/alexandria-stx-datalake

Alexandria STX Data Lake

Primary LanguageTypeScriptMIT LicenseMIT

Alexandria STX Data Lake

Overview

The Alexandria Indexer is a system of layered services that index the data stored on the Stacks blockchain, equipping builders with transaction, event and NFT-state data on which they can build their applications.

The first layer of the Alexandria Indexer is the STX Data Lake. It streams raw transactions from the Stacks Node, extracting all on-chain transactions into the data lake database into the data lake schema, making the transactions available and more accessible for further indexing at a higher level, and enabling reindexing over time without the dependency of a Stacks Node.

The Alexandria Stacks TX Data Lake consists of 2 key components:

  1. A PostgreSQL database that stores Stacks chain block and transaction data
  2. A streamer service that connects to a designated Stacks API Node and streams the data into the database

Setup

To set up the Data Lake and Streamer Service, follow the steps below. You can also watch starlord walking you through the setup in the following video https://www.loom.com/share/2fa9279e8aa64e34bb4c128b77fbd204

1. Database

  • Ensure that you have a PostgreSQL database instance up and running
  • Create a database on your instance called stacks-data-lake-01 (or whatever name you choose)
  • Run the migration.sql script in your public schema inside your new database

2. Streamer Service

Local setup

  • Create a .env file in your root folder to hold your environment variables (see .env.example):
    • DATABASE_URL=postgres://DB_USER:DB_USER_PW@DB_HOST/stacks-data-lake-01 (replace DB_USER, DB_USER_PW and DB_HOST placeholders with appropriate values)
    • NODE_ENV=development
    • STACKS_NODE_API_URL=https://stacks-node-api.mainnet.stacks.co/ (this is the main stacks node API, replace the API URL if you are using an alternative)
    • STACKS_WSS_URL=wss://stacks-node-api.mainnet.stacks.co (set this to point to the web socket endpoint to listen for new blocks)
    • STREAM_HISTORICAL_DATA=false (data will stream immediatley from the tip of the chain, set this value to true if you want to also stream historical data)
  • To run the streamer in development mode: yarn start:dev
  • To run the streamer in prod mode: yarn start:prod

Hosted setup

  • Deploy the repo or code to the hosting environment of your choice
  • Set the following environment variables:
    • DATABASE_URL=postgres://DB_USER:DB_USER_PW@DB_HOST/stacks-data-lake-01 (replace DB_USER, DB_USER_PW and DB_HOST placeholders with appropriate values)
    • STACKS_NODE_API_URL=https://stacks-node-api.mainnet.stacks.co/ (this is the main stacks node API, replace the API URL if you are using an alternative)
    • STACKS_WSS_URL=wss://stacks-node-api.mainnet.stacks.co (set this to point to the web socket endpoint to listen for new blocks)
    • STREAM_HISTORICAL_DATA=false (data will stream immediatley from the tip of the chain, set this value to true if you want to also stream historical data)
  • Set the build command to yarn build
  • Set the start command to yarn start:prod

Render auto-deploy

This option makes it possible to deploy an instance inside a hosted render.com service.

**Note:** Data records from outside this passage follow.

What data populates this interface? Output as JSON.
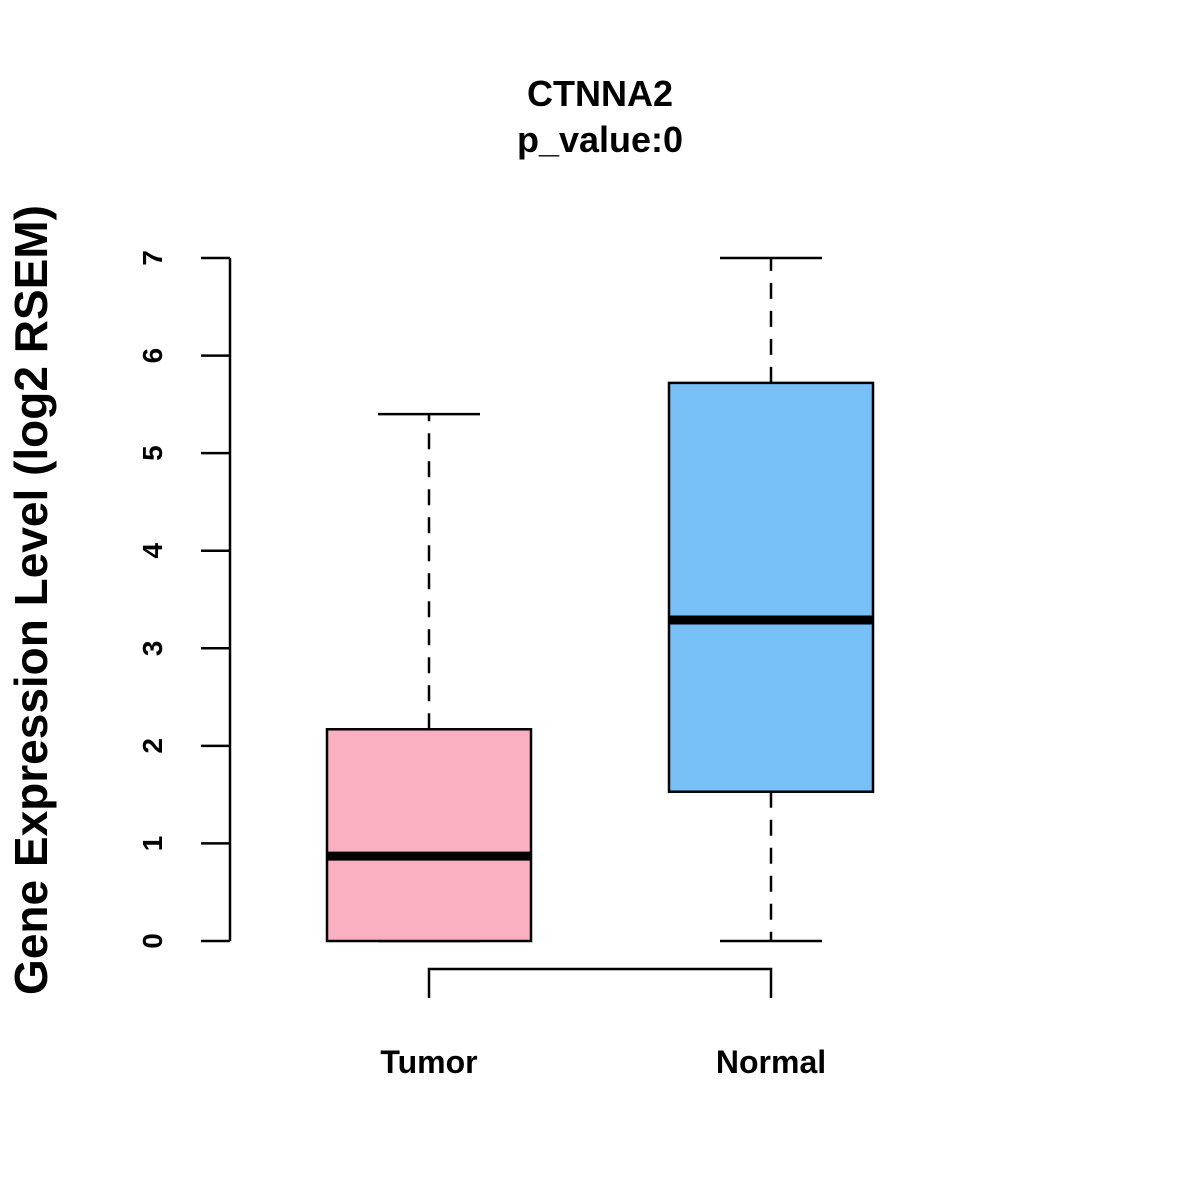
{
  "chart_data": {
    "type": "boxplot",
    "title": "CTNNA2",
    "subtitle": "p_value:0",
    "ylabel": "Gene Expression Level (log2 RSEM)",
    "xlabel": "",
    "ylim": [
      0,
      7
    ],
    "yticks": [
      "0",
      "1",
      "2",
      "3",
      "4",
      "5",
      "6",
      "7"
    ],
    "comparison_bracket": [
      "Tumor",
      "Normal"
    ],
    "series": [
      {
        "name": "Tumor",
        "color": "#FBB0C2",
        "whisker_low": 0,
        "q1": 0,
        "median": 0.87,
        "q3": 2.17,
        "whisker_high": 5.4
      },
      {
        "name": "Normal",
        "color": "#77C0F8",
        "whisker_low": 0,
        "q1": 1.53,
        "median": 3.29,
        "q3": 5.72,
        "whisker_high": 7.0
      }
    ]
  }
}
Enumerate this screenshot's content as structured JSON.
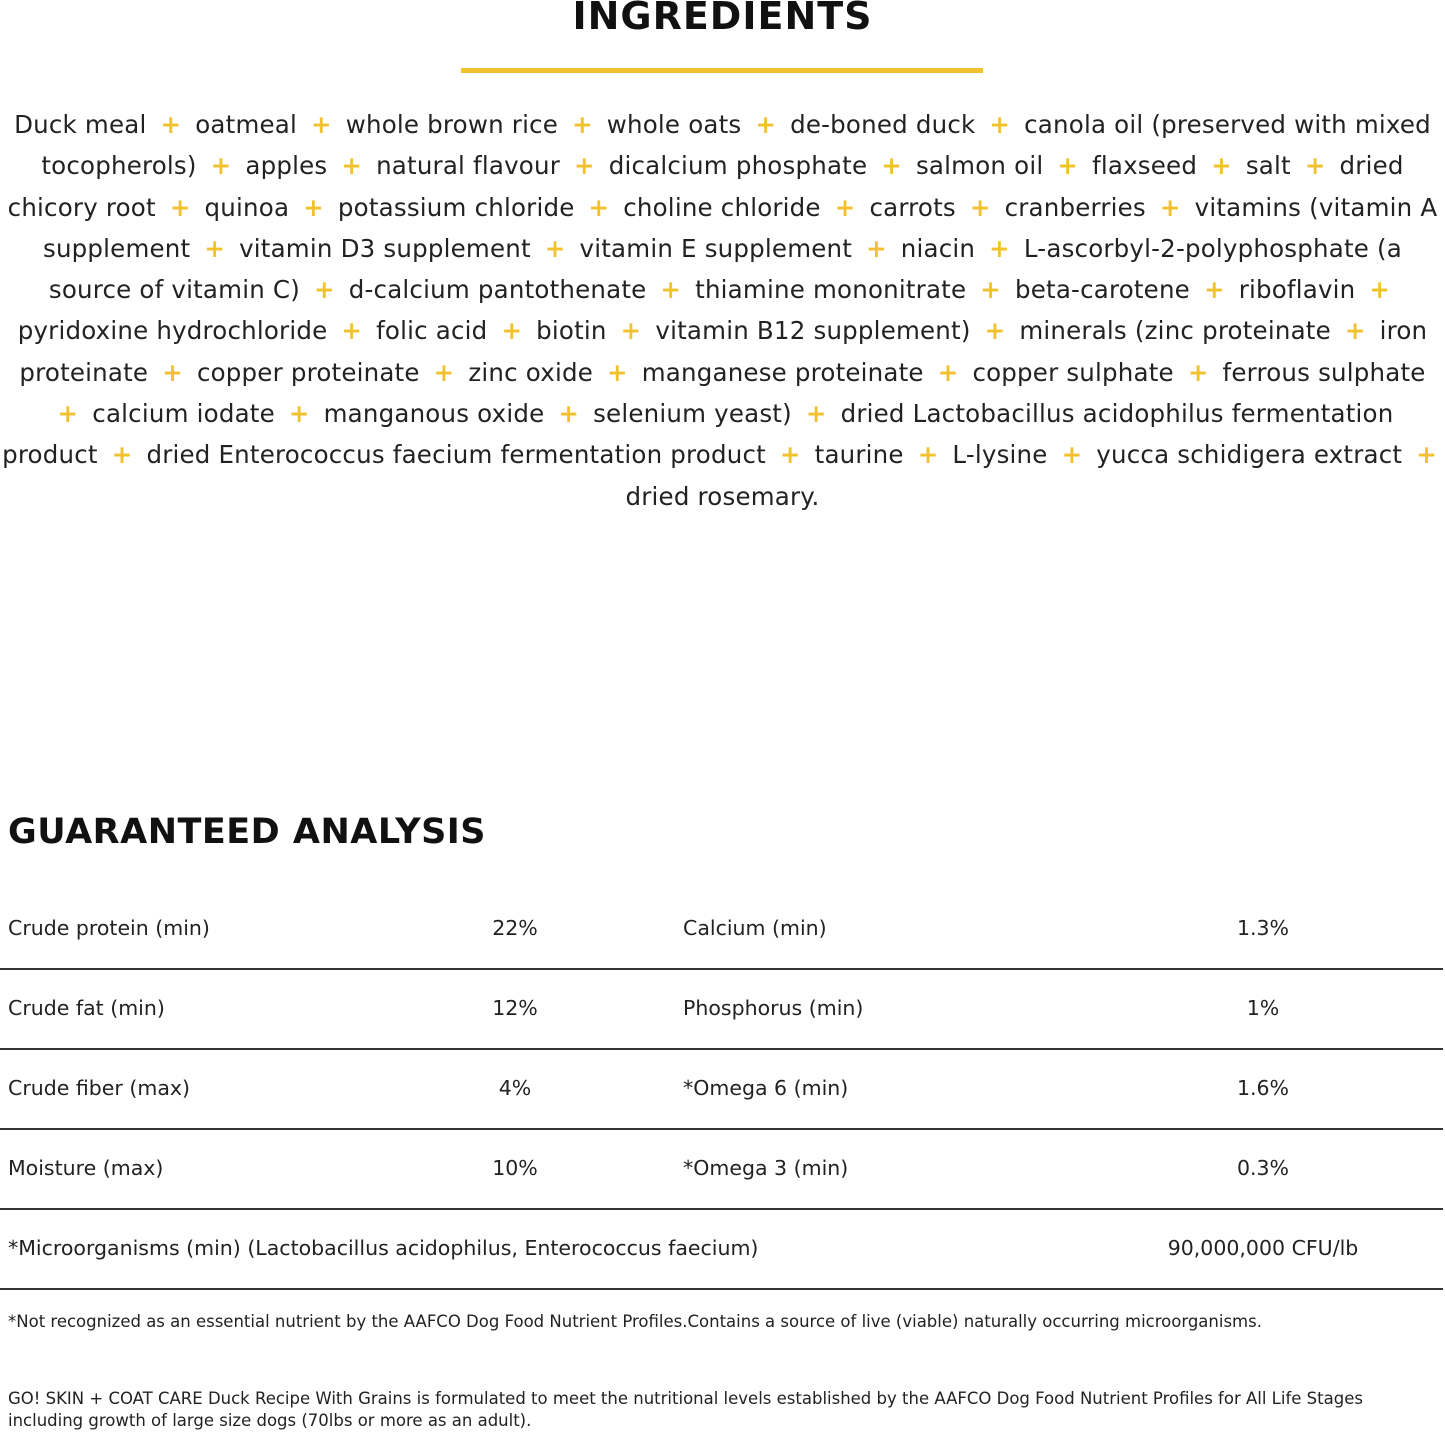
{
  "ingredients_section": {
    "title": "INGREDIENTS",
    "accent_color": "#f2c12e",
    "separator": "+",
    "items": [
      "Duck meal",
      "oatmeal",
      "whole brown rice",
      "whole oats",
      "de-boned duck",
      "canola oil (preserved with mixed tocopherols)",
      "apples",
      "natural flavour",
      "dicalcium phosphate",
      "salmon oil",
      "flaxseed",
      "salt",
      "dried chicory root",
      "quinoa",
      "potassium chloride",
      "choline chloride",
      "carrots",
      "cranberries",
      "vitamins (vitamin A supplement",
      "vitamin D3 supplement",
      "vitamin E supplement",
      "niacin",
      "L-ascorbyl-2-polyphosphate (a source of vitamin C)",
      "d-calcium pantothenate",
      "thiamine mononitrate",
      "beta-carotene",
      "riboflavin",
      "pyridoxine hydrochloride",
      "folic acid",
      "biotin",
      "vitamin B12 supplement)",
      "minerals (zinc proteinate",
      "iron proteinate",
      "copper proteinate",
      "zinc oxide",
      "manganese proteinate",
      "copper sulphate",
      "ferrous sulphate",
      "calcium iodate",
      "manganous oxide",
      "selenium yeast)",
      "dried Lactobacillus acidophilus fermentation product",
      "dried Enterococcus faecium fermentation product",
      "taurine",
      "L-lysine",
      "yucca schidigera extract",
      "dried rosemary."
    ]
  },
  "analysis": {
    "title": "GUARANTEED ANALYSIS",
    "rows": [
      {
        "label1": "Crude protein (min)",
        "value1": "22%",
        "label2": "Calcium (min)",
        "value2": "1.3%"
      },
      {
        "label1": "Crude fat (min)",
        "value1": "12%",
        "label2": "Phosphorus (min)",
        "value2": "1%"
      },
      {
        "label1": "Crude fiber (max)",
        "value1": "4%",
        "label2": "*Omega 6 (min)",
        "value2": "1.6%"
      },
      {
        "label1": "Moisture (max)",
        "value1": "10%",
        "label2": "*Omega 3 (min)",
        "value2": "0.3%"
      }
    ],
    "wide_row": {
      "label": "*Microorganisms (min) (Lactobacillus acidophilus, Enterococcus faecium)",
      "value": "90,000,000 CFU/lb"
    },
    "footnote": "*Not recognized as an essential nutrient by the AAFCO Dog Food Nutrient Profiles.Contains a source of live (viable) naturally occurring microorganisms.",
    "statement": "GO! SKIN + COAT CARE Duck Recipe With Grains is formulated to meet the nutritional levels established by the AAFCO Dog Food Nutrient Profiles for All Life Stages including growth of large size dogs (70lbs or more as an adult)."
  }
}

To get started, you need to register for a render account and get familiar with the documentation for render.

Once you've registered, hit this big blue button:

Deploy to Render

Important! Please note that this deployment uses the free plan for the database and the paid starter plan for the background worker server (you can upgrade as your needs require) and requires that you have payment details added to your account. Check the Render pricing for pricing information.